After the pain became excruciating, he went to the emergency room.
Leonardo Bello: “I got to the point where I could barely walk. Your feet start peeling, like skin falling off.”
Both Leonardo and Jennifer ended up testing positive for dengue fever.
Here in the Upper Keys, homeowners have been told to be on alert.
So far, there have been 26 confirmed cases of dengue as Monroe County sees its first outbreak in 10 years.
Chad Huff, Monroe County Mosquito Control: “If you had an army to send into battle, our inspectors are our frontline.”
Mosquito control inspectors are now going door-to-door between mile markers 98 and 106.
They’re looking for larvae of aedes aegypti.
This invasive mosquito with a trademark black and white pattern can spread a host of diseases — dengue being just one of them.
Chad Huff: “It’s a mess of a mosquito, so it is certainly one we’d rather not have out there.”
Standing water attracts mosquitoes, so residents are being warned not to let water collect in things like pots, fountains and bromeliads.
Dr.
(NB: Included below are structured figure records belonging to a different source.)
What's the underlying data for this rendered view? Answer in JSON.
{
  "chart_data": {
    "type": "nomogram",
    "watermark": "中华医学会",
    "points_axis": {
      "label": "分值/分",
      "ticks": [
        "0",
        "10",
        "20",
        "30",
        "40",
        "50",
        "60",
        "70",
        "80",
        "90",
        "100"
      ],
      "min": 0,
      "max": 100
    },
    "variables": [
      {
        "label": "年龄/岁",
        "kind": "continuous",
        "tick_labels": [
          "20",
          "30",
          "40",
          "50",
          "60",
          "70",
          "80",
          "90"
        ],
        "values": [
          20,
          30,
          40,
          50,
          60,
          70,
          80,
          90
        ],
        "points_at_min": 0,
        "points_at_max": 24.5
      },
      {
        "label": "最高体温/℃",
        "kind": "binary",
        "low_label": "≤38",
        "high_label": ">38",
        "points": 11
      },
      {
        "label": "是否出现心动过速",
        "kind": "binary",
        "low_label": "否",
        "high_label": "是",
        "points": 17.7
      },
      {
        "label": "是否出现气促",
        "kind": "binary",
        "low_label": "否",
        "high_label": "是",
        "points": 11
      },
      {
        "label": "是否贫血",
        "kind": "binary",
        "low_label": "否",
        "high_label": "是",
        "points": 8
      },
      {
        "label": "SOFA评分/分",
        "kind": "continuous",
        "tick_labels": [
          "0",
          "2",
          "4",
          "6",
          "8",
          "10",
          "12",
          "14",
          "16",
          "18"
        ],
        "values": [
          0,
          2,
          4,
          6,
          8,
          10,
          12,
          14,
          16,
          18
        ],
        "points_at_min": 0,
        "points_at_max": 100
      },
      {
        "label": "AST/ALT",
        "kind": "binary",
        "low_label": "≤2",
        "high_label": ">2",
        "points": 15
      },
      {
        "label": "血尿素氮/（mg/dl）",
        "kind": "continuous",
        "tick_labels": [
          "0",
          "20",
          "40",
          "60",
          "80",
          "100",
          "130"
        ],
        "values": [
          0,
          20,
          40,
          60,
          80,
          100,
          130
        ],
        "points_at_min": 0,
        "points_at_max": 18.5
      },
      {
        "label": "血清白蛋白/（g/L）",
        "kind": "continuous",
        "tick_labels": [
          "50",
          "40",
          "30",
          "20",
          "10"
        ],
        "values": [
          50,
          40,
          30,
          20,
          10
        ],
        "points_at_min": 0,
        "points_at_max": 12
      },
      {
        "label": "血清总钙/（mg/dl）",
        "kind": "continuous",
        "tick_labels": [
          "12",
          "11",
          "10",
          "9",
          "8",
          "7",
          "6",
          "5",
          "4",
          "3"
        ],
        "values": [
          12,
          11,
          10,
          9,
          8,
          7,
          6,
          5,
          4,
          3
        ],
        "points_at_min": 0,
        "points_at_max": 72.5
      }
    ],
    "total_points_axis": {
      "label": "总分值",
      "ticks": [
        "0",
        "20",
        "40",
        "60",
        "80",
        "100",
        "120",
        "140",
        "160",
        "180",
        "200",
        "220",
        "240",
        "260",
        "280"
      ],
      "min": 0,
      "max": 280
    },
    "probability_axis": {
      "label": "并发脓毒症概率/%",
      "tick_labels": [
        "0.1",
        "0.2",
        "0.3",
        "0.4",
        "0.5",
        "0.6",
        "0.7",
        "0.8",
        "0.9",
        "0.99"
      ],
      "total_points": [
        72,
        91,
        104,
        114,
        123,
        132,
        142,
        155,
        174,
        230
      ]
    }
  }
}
Mark Whiteside, Florida Department of Health: “The COVID thing has really complicated this. That has been on everybody’s mind, and dengue has been off the radar screen.”
Dr. Mark Whiteside with the Florida Department of Health says the last dengue outbreak a decade ago lasted roughly seven months, so the case count will likely still climb. In May, there was one case of dengue reported in Miami-Dade County, but Whiteside says that case was unrelated to the outbreak in the Keys.
Kevin Ozebek: “Do you think this is going to spread down into the Lower Keys potentially and further north into Miami-Dade County?”
Dr. Mark Whiteside: “I am hoping and expecting that it would remain confined mainly in the Key Largo area, but as they say, ‘Never say never.'”
So, from Key West to northern Broward County, we’re all being urged to walk through our properties and empty anything holding standing water. Just one ounce of water is all aedes aegypti needs to lay hundreds of eggs.
Leonardo Bello: “It attacked my liver, and my white blood count was tanking.”
Because, take it from these two, dengue fever is the last thing you want.
Jennifer Jones: “This is a very, very nasty disease.”
Jennifer’s teenage son Josh also started showing symptoms with this head-to-toe rash. He just tested positive.
Jennifer Jones: “This is a seven-and-a-half square mile neighborhood back here full of kids, and I’m watching a 16-year-old just suffering. It would kill me if little 3 and 4-year-old kids were out there getting it.”
So, it’s in all of our interest to take the bite out of this mosquito.